SK: Part of my backstory is that my mother survived Partition, the partitioning of the South Asian continent. She witnessed her parents and her brother being killed during those tumultuous times, and it scarred her for life. She didn’t talk about those things very much—once a year we would talk about it during the anniversary of the train massacre that she survived. She carried a profound sense of survivor guilt, and the conclusion that she came to later in her life was similar to what I’ve heard articulated from a lot of people who survived concentration camps in World War II: Rather than betraying their loved ones by living, their loved ones live on through them. And that’s what we do—we carry our relationships with those who are no longer here with us into this future world, and our joy becomes their joy through our capacity for connection.

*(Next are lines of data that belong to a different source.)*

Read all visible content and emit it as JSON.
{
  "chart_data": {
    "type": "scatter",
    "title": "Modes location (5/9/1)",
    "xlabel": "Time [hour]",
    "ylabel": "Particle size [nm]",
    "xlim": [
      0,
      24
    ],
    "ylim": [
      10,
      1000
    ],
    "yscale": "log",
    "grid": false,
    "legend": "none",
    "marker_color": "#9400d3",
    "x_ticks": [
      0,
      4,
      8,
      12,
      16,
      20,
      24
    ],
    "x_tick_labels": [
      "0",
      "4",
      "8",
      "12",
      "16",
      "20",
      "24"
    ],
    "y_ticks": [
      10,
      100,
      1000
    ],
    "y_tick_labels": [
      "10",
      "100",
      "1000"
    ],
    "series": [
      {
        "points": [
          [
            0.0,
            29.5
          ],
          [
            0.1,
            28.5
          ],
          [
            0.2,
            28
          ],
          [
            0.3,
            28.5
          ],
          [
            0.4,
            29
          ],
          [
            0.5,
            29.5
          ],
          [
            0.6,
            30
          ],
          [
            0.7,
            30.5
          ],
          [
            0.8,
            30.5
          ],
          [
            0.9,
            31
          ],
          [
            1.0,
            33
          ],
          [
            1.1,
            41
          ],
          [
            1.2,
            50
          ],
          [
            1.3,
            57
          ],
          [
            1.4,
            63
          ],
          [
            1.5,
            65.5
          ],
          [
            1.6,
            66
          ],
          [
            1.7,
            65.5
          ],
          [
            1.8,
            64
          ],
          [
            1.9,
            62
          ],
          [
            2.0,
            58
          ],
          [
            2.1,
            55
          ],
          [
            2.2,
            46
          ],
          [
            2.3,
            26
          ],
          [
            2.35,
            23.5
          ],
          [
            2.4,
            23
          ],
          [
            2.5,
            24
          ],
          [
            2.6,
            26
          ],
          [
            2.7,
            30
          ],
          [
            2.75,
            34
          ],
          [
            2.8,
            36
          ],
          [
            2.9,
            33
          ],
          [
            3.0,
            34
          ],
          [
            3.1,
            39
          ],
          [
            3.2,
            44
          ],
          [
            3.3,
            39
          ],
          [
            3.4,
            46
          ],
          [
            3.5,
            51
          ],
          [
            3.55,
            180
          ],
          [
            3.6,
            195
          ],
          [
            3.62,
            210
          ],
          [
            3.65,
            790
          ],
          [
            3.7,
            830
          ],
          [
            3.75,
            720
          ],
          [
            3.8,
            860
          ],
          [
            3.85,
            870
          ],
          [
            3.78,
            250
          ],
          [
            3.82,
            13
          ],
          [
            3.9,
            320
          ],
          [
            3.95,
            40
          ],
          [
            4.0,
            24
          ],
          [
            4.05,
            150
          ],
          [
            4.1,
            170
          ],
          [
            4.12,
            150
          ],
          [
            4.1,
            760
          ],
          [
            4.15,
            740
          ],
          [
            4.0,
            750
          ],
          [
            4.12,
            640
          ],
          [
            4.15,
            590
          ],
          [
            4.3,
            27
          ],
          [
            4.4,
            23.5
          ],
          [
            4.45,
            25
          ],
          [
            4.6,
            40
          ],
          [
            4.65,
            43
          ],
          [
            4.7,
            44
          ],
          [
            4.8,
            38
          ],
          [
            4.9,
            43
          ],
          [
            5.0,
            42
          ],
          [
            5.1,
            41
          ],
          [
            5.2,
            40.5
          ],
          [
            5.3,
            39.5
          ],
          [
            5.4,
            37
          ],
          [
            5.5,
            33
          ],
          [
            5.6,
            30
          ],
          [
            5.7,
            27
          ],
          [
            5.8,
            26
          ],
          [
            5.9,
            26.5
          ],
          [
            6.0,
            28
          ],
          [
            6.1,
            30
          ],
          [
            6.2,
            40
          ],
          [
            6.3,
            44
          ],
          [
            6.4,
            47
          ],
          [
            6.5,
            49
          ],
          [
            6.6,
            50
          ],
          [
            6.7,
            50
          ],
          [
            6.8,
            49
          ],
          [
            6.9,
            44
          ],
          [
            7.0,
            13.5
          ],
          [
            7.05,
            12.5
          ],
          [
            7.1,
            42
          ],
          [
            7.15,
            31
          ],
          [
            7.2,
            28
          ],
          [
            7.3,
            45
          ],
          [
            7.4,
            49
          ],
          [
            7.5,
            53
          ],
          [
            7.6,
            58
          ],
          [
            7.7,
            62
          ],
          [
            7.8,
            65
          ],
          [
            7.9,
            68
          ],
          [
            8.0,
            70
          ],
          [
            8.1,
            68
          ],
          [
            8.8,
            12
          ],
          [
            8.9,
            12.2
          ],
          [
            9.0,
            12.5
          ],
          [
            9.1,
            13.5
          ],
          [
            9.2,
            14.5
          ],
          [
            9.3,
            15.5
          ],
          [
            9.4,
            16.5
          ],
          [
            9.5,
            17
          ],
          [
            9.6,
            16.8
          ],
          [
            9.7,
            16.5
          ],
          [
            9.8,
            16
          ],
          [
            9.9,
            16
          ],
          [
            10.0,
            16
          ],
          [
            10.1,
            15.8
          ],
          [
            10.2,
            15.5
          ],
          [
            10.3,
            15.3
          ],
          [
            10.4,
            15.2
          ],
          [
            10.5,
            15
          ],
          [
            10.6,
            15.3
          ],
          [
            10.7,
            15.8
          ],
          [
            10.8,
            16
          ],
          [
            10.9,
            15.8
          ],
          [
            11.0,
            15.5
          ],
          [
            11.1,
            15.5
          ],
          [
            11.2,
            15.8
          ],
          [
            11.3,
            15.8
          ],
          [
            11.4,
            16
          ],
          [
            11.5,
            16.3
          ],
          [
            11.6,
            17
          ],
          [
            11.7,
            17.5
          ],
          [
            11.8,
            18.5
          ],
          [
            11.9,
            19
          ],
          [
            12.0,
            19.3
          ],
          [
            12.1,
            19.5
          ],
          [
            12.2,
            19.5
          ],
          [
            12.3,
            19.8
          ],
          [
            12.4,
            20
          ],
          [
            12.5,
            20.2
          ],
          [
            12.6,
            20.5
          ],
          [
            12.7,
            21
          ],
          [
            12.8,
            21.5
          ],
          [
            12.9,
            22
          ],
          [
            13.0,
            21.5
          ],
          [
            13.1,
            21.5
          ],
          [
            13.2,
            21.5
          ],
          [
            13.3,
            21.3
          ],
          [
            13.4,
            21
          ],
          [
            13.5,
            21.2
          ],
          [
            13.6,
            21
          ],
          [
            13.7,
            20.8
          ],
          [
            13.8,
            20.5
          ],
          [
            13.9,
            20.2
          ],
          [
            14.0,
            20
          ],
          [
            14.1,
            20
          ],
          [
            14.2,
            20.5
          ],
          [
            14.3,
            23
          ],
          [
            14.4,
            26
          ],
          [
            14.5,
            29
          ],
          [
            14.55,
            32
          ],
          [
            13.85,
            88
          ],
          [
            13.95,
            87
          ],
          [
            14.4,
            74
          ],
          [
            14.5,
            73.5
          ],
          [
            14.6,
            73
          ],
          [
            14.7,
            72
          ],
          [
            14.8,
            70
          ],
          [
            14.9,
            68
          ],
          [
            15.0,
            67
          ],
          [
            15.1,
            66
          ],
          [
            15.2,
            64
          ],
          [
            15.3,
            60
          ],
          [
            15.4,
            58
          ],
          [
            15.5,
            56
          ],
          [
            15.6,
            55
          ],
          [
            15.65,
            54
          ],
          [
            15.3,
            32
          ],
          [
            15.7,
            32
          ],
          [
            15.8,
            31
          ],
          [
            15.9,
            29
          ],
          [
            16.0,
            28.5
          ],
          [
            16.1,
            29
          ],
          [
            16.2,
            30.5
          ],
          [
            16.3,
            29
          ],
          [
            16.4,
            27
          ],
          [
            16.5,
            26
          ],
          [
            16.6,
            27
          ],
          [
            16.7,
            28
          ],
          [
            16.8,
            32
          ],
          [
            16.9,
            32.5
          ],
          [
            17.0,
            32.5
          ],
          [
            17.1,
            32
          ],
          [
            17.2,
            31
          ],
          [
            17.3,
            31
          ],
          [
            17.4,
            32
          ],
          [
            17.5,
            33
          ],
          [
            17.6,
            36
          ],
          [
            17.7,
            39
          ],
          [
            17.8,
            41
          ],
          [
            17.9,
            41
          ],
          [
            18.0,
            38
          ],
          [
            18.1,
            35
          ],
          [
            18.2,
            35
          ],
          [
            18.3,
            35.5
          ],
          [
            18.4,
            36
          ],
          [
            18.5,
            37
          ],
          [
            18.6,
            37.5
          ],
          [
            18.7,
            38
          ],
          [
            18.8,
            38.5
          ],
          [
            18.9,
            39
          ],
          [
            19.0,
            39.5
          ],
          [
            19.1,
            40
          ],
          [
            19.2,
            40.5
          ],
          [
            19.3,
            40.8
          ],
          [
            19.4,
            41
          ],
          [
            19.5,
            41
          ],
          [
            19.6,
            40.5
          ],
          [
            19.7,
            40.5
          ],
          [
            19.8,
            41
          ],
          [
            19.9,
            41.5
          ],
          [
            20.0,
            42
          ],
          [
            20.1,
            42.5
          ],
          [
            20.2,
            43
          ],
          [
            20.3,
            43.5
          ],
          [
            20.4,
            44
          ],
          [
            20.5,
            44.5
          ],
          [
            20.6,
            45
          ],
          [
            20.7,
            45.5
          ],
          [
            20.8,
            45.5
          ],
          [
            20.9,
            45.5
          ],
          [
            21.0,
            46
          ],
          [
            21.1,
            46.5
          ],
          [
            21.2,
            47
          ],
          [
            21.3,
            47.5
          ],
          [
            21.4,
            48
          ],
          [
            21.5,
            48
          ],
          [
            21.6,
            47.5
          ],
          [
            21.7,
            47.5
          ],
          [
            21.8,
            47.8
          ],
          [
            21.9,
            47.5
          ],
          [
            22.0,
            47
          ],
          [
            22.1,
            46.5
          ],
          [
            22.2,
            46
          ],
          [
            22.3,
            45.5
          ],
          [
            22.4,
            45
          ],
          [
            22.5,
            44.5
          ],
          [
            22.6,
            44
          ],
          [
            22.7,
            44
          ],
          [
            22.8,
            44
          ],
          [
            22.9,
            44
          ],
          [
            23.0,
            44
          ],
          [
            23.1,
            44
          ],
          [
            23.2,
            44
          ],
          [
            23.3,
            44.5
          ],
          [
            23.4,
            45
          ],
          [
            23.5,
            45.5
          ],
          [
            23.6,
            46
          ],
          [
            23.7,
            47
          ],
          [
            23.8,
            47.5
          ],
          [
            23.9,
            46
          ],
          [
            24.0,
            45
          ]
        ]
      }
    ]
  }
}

My mother would hold my children, and I would think to myself, “Wow, it’s like her mom is here with her.” She would sometimes say, “I wish she were here to see this.” Later in her life, she came to a place that I’ve heard so many people who survived concentration camps come to. Some of these people that I’ve spoken to who survived concentration camps had the greatest sense of humor I’ve ever come across, and it just blew my mind. One of them very distinctly told me, “I have to laugh for the thousand people who didn’t make it out. I have to laugh for all of them every day.” He told me this while he was getting chemotherapy. That gives you a sense of our capacity to carry immense pain but also immense meaning.

This excerpt has been edited for length and clarity.